The Sunny Side of Fresh: Jennifer and Joe Horvath of Toast Keep Chickens Out Back, Serving Up Eggs Laid Just Hours Earlier


1365 West 65th St.,


"There's nothing better than an egg laid that day," promises Jennifer (formerly Plank) Horvath, the chef and newlywed who operates Toast alongside her husband Joe.

So rather than trying to seek out the nearest farm-fresh egg vendor, the two took matters into their own hands, building a chicken coop to augment the restaurant's nearby kitchen garden.

It was constructed from wood left over from the build-out of the new Detroit-Shoreway eatery. This is urban homesteading at its finest: Even the nesting boxes are upcycled, made from an old bookshelf that the Horvaths broke down to use for the laying hens.

The two learned how to care for the chickens on their own. "Kind of just got them and learned by trial and error and read a lot of books," Horvath says.

Every morning around 10, the couple frees the 11 chickens from the coop, allowing them to forage on compost, weeds and bugs on a roomy 50-by-100-foot patch of land. Throughout the day they return to the coop to lay eggs, and at dusk they're locked inside for safekeeping from hungry predators. Their free-range diet is supplemented by non-GMO, organic grain from Grace Brothers Nursery on West 65th Street.

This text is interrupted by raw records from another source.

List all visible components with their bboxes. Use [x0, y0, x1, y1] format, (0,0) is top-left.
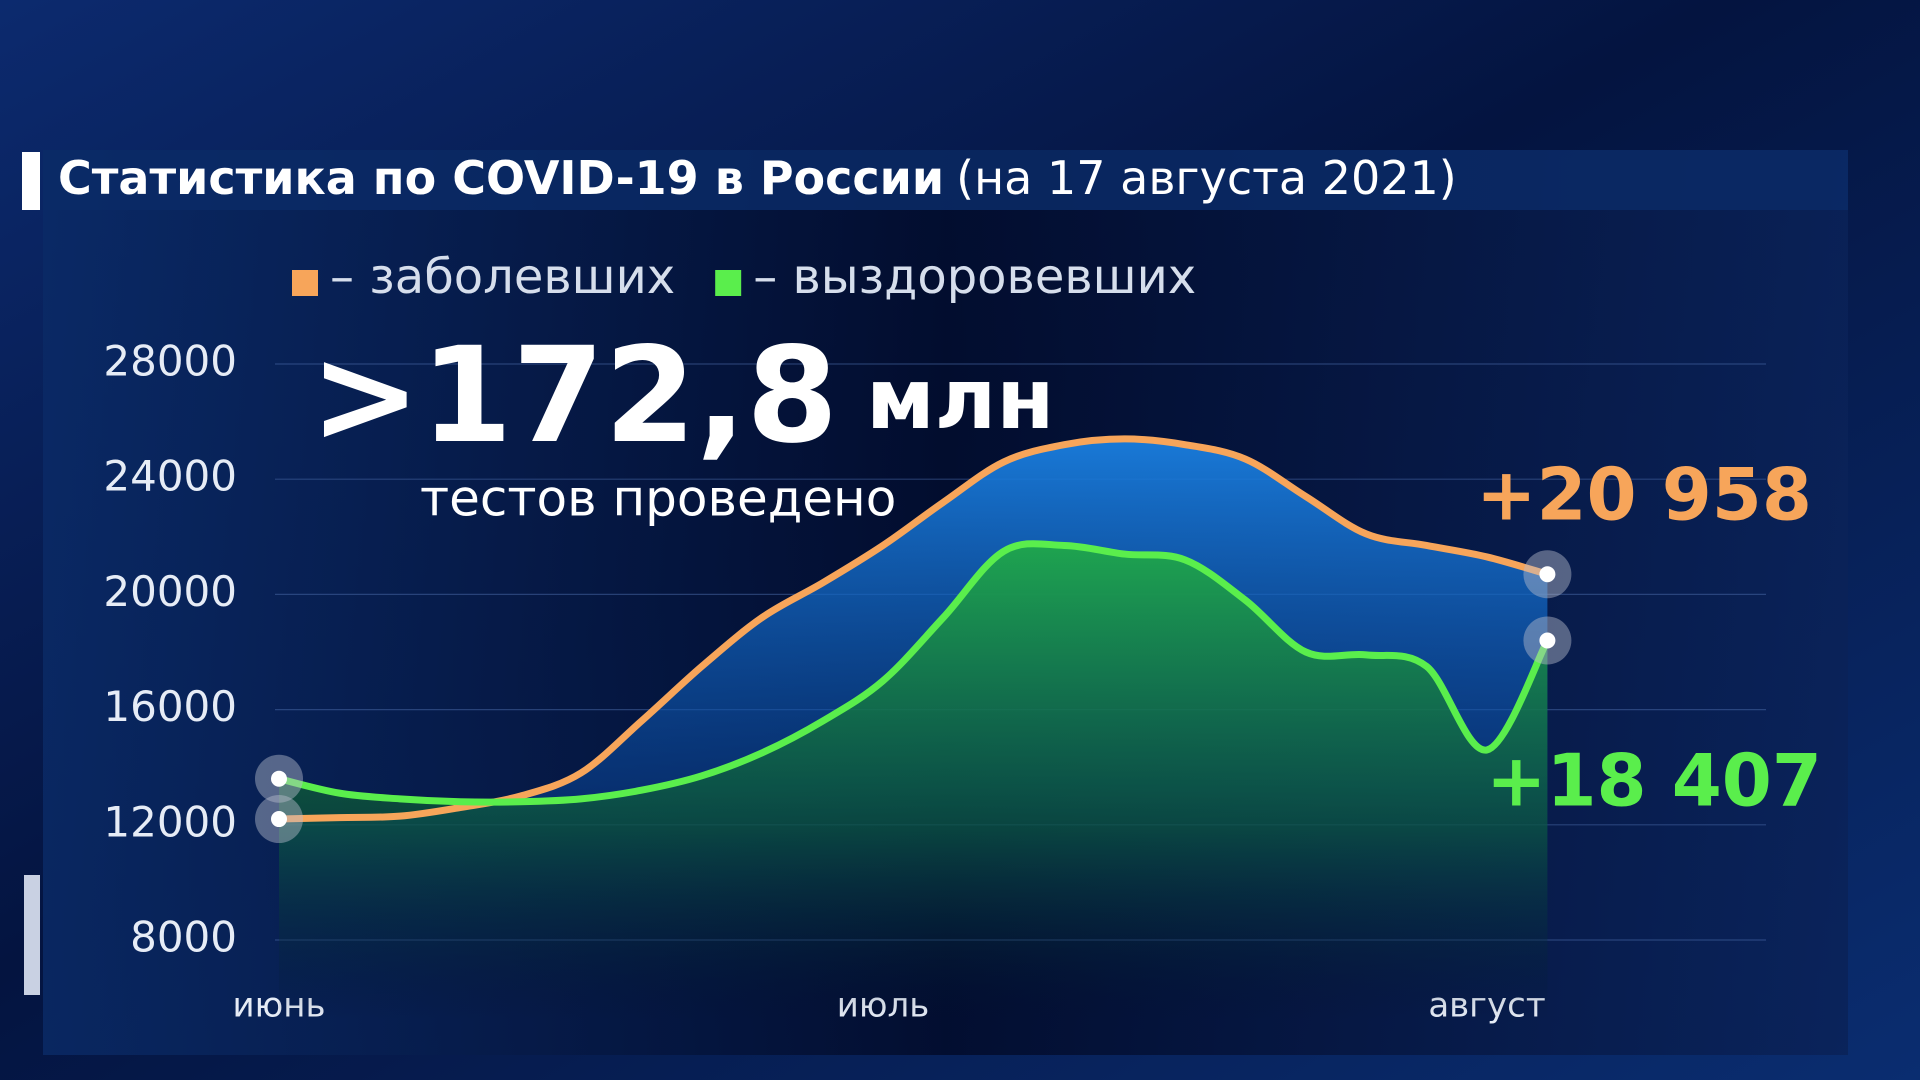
- point: [271, 811, 287, 828]
- big-value: >172,8: [310, 319, 838, 473]
- point: [1539, 566, 1556, 583]
- side-accent: [24, 875, 40, 995]
- point: [271, 770, 287, 787]
- last-value-label: +18 407: [1486, 739, 1822, 823]
- plot: 80001200016000200002400028000июньиюльавг…: [103, 337, 1766, 1026]
- y-tick-label: 8000: [130, 913, 237, 962]
- big-caption: тестов проведено: [420, 470, 896, 528]
- legend-label: – выздоровевших: [753, 249, 1196, 305]
- y-tick-label: 12000: [103, 797, 237, 846]
- legend-swatch: [715, 270, 742, 296]
- area: [279, 543, 1548, 1020]
- chart-title: Статистика по COVID-19 в России (на 17 ав…: [58, 151, 1457, 205]
- title: Статистика по COVID-19 в России: [58, 151, 944, 205]
- y-tick-label: 24000: [103, 452, 237, 501]
- title-accent: [22, 152, 40, 210]
- title-bar: [43, 150, 1848, 210]
- y-tick-label: 16000: [103, 682, 237, 731]
- legend-label: – заболевших: [330, 249, 675, 305]
- legend-swatch: [292, 270, 318, 296]
- subtitle: (на 17 августа 2021): [956, 151, 1457, 205]
- y-tick-label: 20000: [103, 567, 237, 616]
- big-number: >172,8 млн: [310, 319, 1054, 473]
- big-unit: млн: [866, 350, 1054, 448]
- last-value-label: +20 958: [1476, 453, 1812, 537]
- point: [1539, 632, 1556, 649]
- y-tick-label: 28000: [103, 337, 237, 386]
- line: [275, 540, 1551, 806]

"They're happy chickens," Horvath laughs. "They like being petted, they like their butts scratched, and they like being picked up. I've never seen chickens like this. They are very personable."

Alas, they're not pets; they're providers. "We use their eggs in our deviled eggs, and we also use them for our brunch eggs," she says.

The eggs are collected daily. "You have to or else they'll lay on them and molt their feathers," Horvath explains. The eggs are washed and sanitized and stored in cartons that the Horvaths and their employees have accumulated.

Toast's popular appetizer beet-deviled eggs are a spin on "straightforward bar-food pickled eggs," she says. They start by pickling beets, which also come from Toast's gardens. "We take that beet pickle liquid and pickle the egg whites in it, so it's a pickled egg with a straightforward deviled egg filling, a pickled beet on top and homemade beer mustard."

The eggs also star in Toast's Saturday morning brunch. In fact, every egg on the brunch menu comes from their hens. Horvath suggests the smoked tomato poached egg, which is flavored with a South African spice blend, or the farm egg omelet made from three fresh eggs, plus sautéed onion, corn and smoked tomato. "And then, you know, the poached eggs, the sunny side ups... all that."

As with most livestock, the fowls have a multitude of uses. These particular hens will produce at high levels for only about two and a half years, according to Horvath. "Next year, we'll probably have to turn them into stewing hens," she admits. "You use them for stock; they're too tough for meat."

She and Joe do the slaughtering and butchering in-house, learned primarily through time both spent working at the Greenhouse Tavern, which brings in its fair share of whole animals.

"I tried to [name them] when we only had six of them," Horvath says. "It got really confusing when we added on, and I have no idea who's who anymore. But I'm really attached to the first batch." Horvath calls the butchering process "terrifyingly sad," since she has raised the hens from chicks. Then she laughs, perhaps in an effort to shake it off. "You know, but it's the circle of life."